On ageing

It is accepted that getting older has to do with the unstoppable passage of time, but, at the same time, it shows us that the passage of time is not linear. For a child, an adolescent or a young person, the passage of time is associated with the development and growth of their cognitive, emotional, physical and social capacities. Let’s say that things are about to become interesting, it is exciting to be growing older and even to appear to be older than you are.

When maturity is reached, a certain plenitude is attained, a balance between physical vigour, the benefits of experience and the deployment of more consolidated capacities. Let’s say that things are at their zenith, on a level.

Hence, the question arises: when do we start to age? When do we start to go downhill? When do we start to feel the need to say we’re younger?

The synonyms that the RAE (Royal Spanish Academy Dictionary) gives us for ageing, envejecer in the Spanish voice, are surprising: to age, grow older, go grey, deteriorate, wither, degenerate, get worse, decline, wear out. All of them are associated with decline and loss.
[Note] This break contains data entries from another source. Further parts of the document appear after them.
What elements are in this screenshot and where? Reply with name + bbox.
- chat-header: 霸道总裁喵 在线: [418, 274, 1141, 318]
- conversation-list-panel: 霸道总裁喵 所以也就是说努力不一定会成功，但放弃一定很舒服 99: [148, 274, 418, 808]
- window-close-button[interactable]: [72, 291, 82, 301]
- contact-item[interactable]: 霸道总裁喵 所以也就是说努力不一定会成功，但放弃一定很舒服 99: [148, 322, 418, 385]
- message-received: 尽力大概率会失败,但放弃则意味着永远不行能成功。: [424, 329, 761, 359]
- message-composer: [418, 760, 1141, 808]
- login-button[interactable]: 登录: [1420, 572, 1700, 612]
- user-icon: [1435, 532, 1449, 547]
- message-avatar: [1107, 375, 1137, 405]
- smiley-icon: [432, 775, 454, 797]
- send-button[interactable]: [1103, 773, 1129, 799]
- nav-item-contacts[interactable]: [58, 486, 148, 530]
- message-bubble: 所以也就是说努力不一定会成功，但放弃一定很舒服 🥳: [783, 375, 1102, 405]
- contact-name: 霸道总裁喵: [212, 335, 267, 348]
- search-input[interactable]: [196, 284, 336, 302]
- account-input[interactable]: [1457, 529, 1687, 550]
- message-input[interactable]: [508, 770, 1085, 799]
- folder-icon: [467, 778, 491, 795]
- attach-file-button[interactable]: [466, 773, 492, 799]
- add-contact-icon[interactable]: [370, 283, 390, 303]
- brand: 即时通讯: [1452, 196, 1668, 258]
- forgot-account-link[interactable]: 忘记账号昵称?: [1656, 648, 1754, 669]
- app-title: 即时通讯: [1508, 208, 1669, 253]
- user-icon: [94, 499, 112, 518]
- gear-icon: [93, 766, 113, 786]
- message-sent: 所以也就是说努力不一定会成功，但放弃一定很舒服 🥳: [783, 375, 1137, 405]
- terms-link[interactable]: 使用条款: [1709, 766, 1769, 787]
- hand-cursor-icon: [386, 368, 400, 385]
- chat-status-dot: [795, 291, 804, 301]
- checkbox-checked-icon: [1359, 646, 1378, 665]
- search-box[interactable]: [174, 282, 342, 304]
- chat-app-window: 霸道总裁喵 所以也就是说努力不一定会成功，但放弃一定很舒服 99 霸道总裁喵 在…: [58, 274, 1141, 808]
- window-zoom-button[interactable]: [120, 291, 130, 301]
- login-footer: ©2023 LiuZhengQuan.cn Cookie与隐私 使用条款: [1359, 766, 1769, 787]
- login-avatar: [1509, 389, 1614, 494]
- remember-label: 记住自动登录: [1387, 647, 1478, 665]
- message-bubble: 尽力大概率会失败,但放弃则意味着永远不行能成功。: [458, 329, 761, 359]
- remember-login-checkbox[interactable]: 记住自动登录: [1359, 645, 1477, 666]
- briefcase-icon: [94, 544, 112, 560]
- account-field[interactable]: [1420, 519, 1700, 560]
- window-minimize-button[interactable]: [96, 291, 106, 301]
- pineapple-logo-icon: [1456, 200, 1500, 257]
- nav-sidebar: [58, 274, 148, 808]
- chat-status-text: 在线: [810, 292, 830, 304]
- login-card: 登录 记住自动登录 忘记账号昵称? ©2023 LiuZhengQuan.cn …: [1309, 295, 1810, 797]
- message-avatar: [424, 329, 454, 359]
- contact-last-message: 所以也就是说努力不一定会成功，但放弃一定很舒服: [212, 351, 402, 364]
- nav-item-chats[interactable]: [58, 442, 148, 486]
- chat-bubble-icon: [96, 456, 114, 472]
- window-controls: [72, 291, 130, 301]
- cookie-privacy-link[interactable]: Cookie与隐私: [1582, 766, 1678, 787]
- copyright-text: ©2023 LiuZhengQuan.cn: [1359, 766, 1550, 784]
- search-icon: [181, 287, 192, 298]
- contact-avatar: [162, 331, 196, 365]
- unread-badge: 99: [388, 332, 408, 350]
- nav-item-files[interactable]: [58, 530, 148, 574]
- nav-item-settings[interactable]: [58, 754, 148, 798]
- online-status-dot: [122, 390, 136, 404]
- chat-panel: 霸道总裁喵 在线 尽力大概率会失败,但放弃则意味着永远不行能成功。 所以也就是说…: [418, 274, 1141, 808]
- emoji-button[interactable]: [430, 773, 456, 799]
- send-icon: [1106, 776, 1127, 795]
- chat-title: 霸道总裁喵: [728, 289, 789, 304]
Seen in this light, who would want to grow old?

Apparently, from a biological perspective, one starts to age at 20! What a pity to be unable to convey my 16-year-old daughter’s facial expression when I told her this. She was like, ‘What are you saying, broh?’. So, at the age of 20, the levels of certain coenzymes and growth factors start to change, although we only realise this from around the age of 30 onwards. It’s hard to look at a 20-year-old and think they are entering the era of decline. No way, they are just growing up.

However, the rate at which we age depends not only on our genes, but also on our lifestyle. Nowadays we are offered all kinds of resources to keep us younger, or not as old, depending on how you look at it: therapies, nutrition, antioxidant diets, all kinds of exercise -physical and neuronal-, anti-ageing creams, anti-hair loss shampoos, etc. In other words, things can be done that affect not the passage of time, but how the passage of time affects us.

Additionally, there is also the discovery of the neuro-plasticity of the so-called elderly —their brains are still flexible! —, or the genetic manipulation of cells that promise to reduce the speed of telomere shortening, etc. All, each in their own way, trying to make possible a new version of the Curious Case of Benjamin Button, where the key is biological age and no longer chronological age. There are now molecular biologists who put forward the possibility that human beings could live for 200 to 300 years, which would undoubtedly imply a new social model. Can you imagine? We would no longer just be talking about “elderly people” but something greater.

James Dean’s motto of ‘live fast, die young and leave a good-looking corpse’ is a thing of the past. There are plenty of quotes to choose from. For instance, ‘youth is a disease that is cured with age’ from the Nobel Prize winner George Bernard Shaw, or ‘youth has no age’ from Pablo Picasso. Personally, I love what the great comedian Gila’s  grandfather said to him, ‘grandson, if you don’t get older, it’s a bad sign’; and this is so because when compared to the dead, we are always young, regardless of our age.

The human race may not have even reached the infancy stage, but the population is ageing in leaps and bounds. According to the WHO, between 2015 and 2050, the percentage of the world’s population over the age of 60 will almost double from 12% to 22%.

And so, the demographic pyramid is inverting, life expectancy is progressively increasing and the silver economy is logically emerging as a key driver of socio-economic growth. The elderly, around the age of sixty-five, are becoming desirable as a consumer market in their own right, due to their purchasing power, their free time, their desire for experiences, etc. In this sense, they are even aspirational, but didn’t we all agree that we don’t want to grow old? The programmed obsolescence of technology no longer works for humans, the elderly resist being vitally obsolete!

One day, I was listening to a programme in which children were asked what they wanted to be when they grew up and one of them answered, all smiley, that when he grew up, he wanted to be retired. We have gone from, ‘Mum, I want to be a performer’ to, ‘Mum, I want to be a civil servant! And maybe the next one will be, ‘Mum, I want to be an OAP!

And we want to be pensioners right now! Just in case there is not enough money for all of us to receive our pensions in the future. We want to be retired, but not old; we want to retire but avoid hair loss, escape from urinary incontinence, diabetes, hearing loss, arthritis or thin skin.

Perhaps in childhood, youth, maturity and old age, we are all in the same boat, trying to discover the life that exists in life. As the science communicator Eduard Punset liked to remind us, ‘there is life before death’, and that is true at any age!